Mediaset è stata la prima azienda a darmi una responsabilità anche
"formale"; è lì che ho fatto il mio praticantato, lì che sono diventata
giornalista professionista, tra programmi e telegiornali, è lì che ho
imparato il lavoro di squadra, è lì che sono stata "svezzata". Ho
conosciuto le prime soddisfazioni professionali e i primi sgambetti; era
un gigante acquario dove ogni giorno cercavi di capire che pesce eri; ma
è stata con me anche un'azienda "materna", mi ha aiutata a crescere,
fino al punto in cui, nel 2011, ho scelto di andarmene a La7. Avevo
voglia di stare meno in redazione e più sul campo, e a Mediaset questo
non era possibile in quel momento. Avevo l'ambizione di girare pezzi
lunghi, di raccontare storie, di conoscere il paese da vicino. E prima a
L'aria che tira, poi a
In Onda, è andata proprio così: una
media di 52 trasferte a stagione; una vita con la valigia pronta. Ho
girato 20 regioni italiane, non avevo mai visto l'Italia così bene o
sino ad allora. E nel mio percorso è stato fondamentale, altrimenti
credo che non mi sarei "rassegnata" così facilmente a lavorare da uno
studio televisivo come è successo negli anni a venire in Rai, prima ad
Agorà, poi a
Millennium.
In questo percorso professionale ho avuto in Rai grandi occasioni e
grandi sfide. Non credo che avrei saputo accoglierle serenamente senza
l'esperienza degli anni precedenti».
La scorsa estate, dopo una lunga trafila da inviata, è arrivata la
conduzione di Millennium. Che cosa ha comportato per te il cambio
dal lavoro di strada a quello di studio?
«Ho amato molto "la strada". Fino a qualche anno fa facevo fatica a
restare in redazione per più di qualche giorno. L'adrenalina che ti
regala il fatto di essere nei luoghi dove qualcosa accade è difficile da
trovare altrove. Quando sei fuori i protagonisti sono gli altri; le
persone, i fatti, i volti. L'inviato è ancora pubblico a sua volta.
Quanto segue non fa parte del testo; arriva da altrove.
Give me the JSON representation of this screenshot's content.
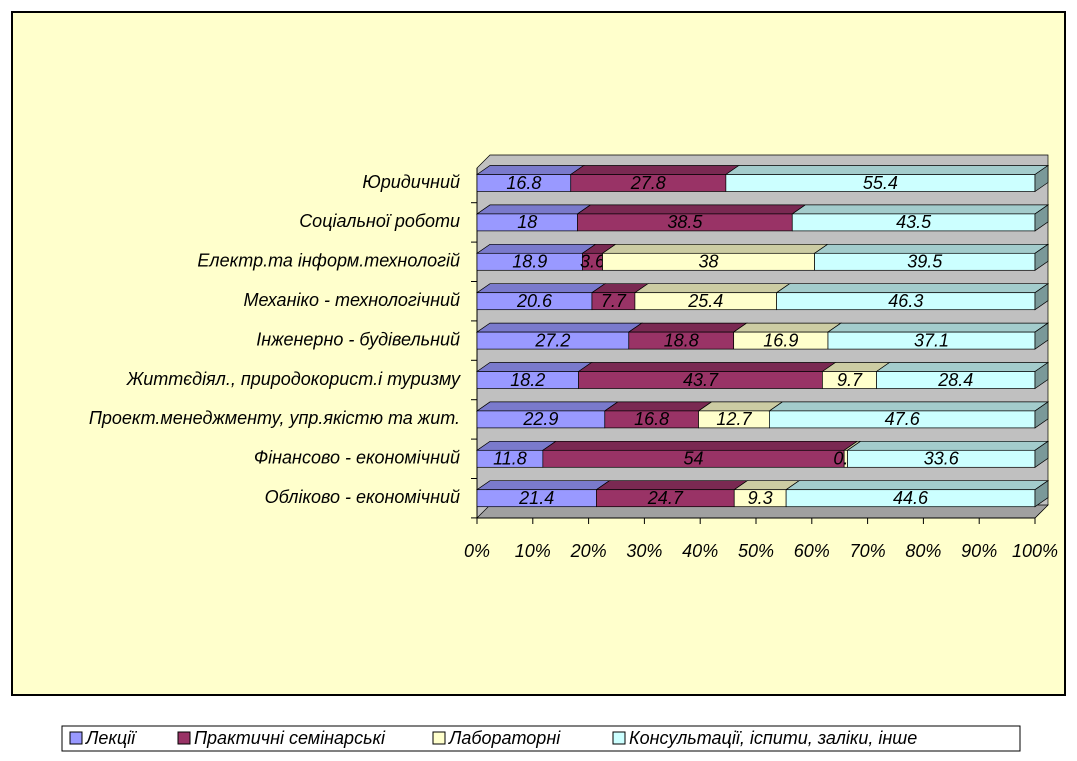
{
  "chart_data": {
    "type": "stacked-bar-100",
    "categories": [
      "Юридичний",
      "Соціальної роботи",
      "Електр.та інформ.технологій",
      "Механіко - технологічний",
      "Інженерно - будівельний",
      "Життєдіял., природокорист.і туризму",
      "Проект.менеджменту, упр.якістю та жит.",
      "Фінансово - економічний",
      "Обліково - економічний"
    ],
    "series": [
      {
        "name": "Лекції",
        "color": "#9999ff",
        "values": [
          16.8,
          18,
          18.9,
          20.6,
          27.2,
          18.2,
          22.9,
          11.8,
          21.4
        ]
      },
      {
        "name": "Практичні семінарські",
        "color": "#993366",
        "values": [
          27.8,
          38.5,
          3.6,
          7.7,
          18.8,
          43.7,
          16.8,
          54,
          24.7
        ]
      },
      {
        "name": "Лабораторні",
        "color": "#ffffcc",
        "values": [
          null,
          null,
          38,
          25.4,
          16.9,
          9.7,
          12.7,
          0.6,
          9.3
        ]
      },
      {
        "name": "Консультації, іспити, заліки, інше",
        "color": "#ccffff",
        "values": [
          55.4,
          43.5,
          39.5,
          46.3,
          37.1,
          28.4,
          47.6,
          33.6,
          44.6
        ]
      }
    ],
    "xlim": [
      0,
      100
    ],
    "xticks": [
      {
        "value": 0,
        "label": "0%"
      },
      {
        "value": 10,
        "label": "10%"
      },
      {
        "value": 20,
        "label": "20%"
      },
      {
        "value": 30,
        "label": "30%"
      },
      {
        "value": 40,
        "label": "40%"
      },
      {
        "value": 50,
        "label": "50%"
      },
      {
        "value": 60,
        "label": "60%"
      },
      {
        "value": 70,
        "label": "70%"
      },
      {
        "value": 80,
        "label": "80%"
      },
      {
        "value": 90,
        "label": "90%"
      },
      {
        "value": 100,
        "label": "100%"
      }
    ],
    "legend": "bottom"
  }
}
Quando montavo i servizi immaginavo sempre di essere seduta a casa. Mi
chiedevo: si capisce questa storia? Mi interessa questa parte? Questa
persona mi sta dando qualche emozione? Mai mi sono domandata se la mia
figura in un pezzo andasse bene o meno: il mio ruolo era marginale.
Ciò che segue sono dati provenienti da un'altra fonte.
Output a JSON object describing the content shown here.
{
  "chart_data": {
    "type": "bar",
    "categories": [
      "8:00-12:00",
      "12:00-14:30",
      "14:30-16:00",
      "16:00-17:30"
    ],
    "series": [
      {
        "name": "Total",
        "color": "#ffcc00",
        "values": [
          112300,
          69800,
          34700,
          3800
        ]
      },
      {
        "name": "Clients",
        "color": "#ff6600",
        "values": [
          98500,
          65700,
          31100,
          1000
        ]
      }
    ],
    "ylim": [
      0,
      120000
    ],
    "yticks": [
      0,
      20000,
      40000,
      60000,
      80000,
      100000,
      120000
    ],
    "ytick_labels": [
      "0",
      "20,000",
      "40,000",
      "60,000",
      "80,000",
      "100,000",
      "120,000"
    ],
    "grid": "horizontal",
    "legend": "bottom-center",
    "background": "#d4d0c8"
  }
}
Quando invece sei in uno studio televisivo, sia in un ruolo minore che
in un ruolo centrale come quello del conduttore, devi fare uno sforzo
maggiore su te stesso: diventi co-protagonista. Lo spettatore guarda
anche te, ti giudica, cerca di capire chi sei e cosa gli vuoi
raccontare; devi fare uno sforzo di "narcisismo", che a qualcuno viene
più facile, ad altri meno. Se inviti il pubblico "a casa tua" devi
assicurarti di essere presentabile, che la tavola sia bene imbandita,
che la casa sia in ordine, che l'atmosfera sia accogliente, devi tu
stesso premurarti di essere gradevole. Ecco, questo accade dentro uno
studio, e a me ha divertito moltissimo giocare a "fare la padrona di
casa"».
Sempre a proposito di Millennium, quali sono stati i pro e i
contro di condurre in tre, donne?
«Quando mi proposero
Millennium non mi dissero i nomi delle due
colleghe, mi parlarono solo di una conduzione tripartita, e di tre
donne. Volete la verità? Storsi il naso. Ho stretto grandi amicizie con
donne sul lavoro (poche) ma ho anche vissuto i più aspri conflitti con
colleghe dello stesso sesso. Gli equilibri in un lavoro in cui tutti
quelli bravi sono anche molto ambiziosi sono difficili. Ci ho messo poco
a capire che nel caso di
Millennium mi sbagliavo. C'era
collaborazione. Ciascuna portava acqua allo stesso mulino, ciascuna
contribuiva con la propria esperienza (e ciascuna di noi tre aveva un
percorso diverso) alla stessa causa. Ovviamente non sono mancati
malumori occasionali e transitori, ma i timori che avevo inizialmente
erano decisamente infondati, sono felice di aver condiviso questa
esperienza e di non averla fatta da sola».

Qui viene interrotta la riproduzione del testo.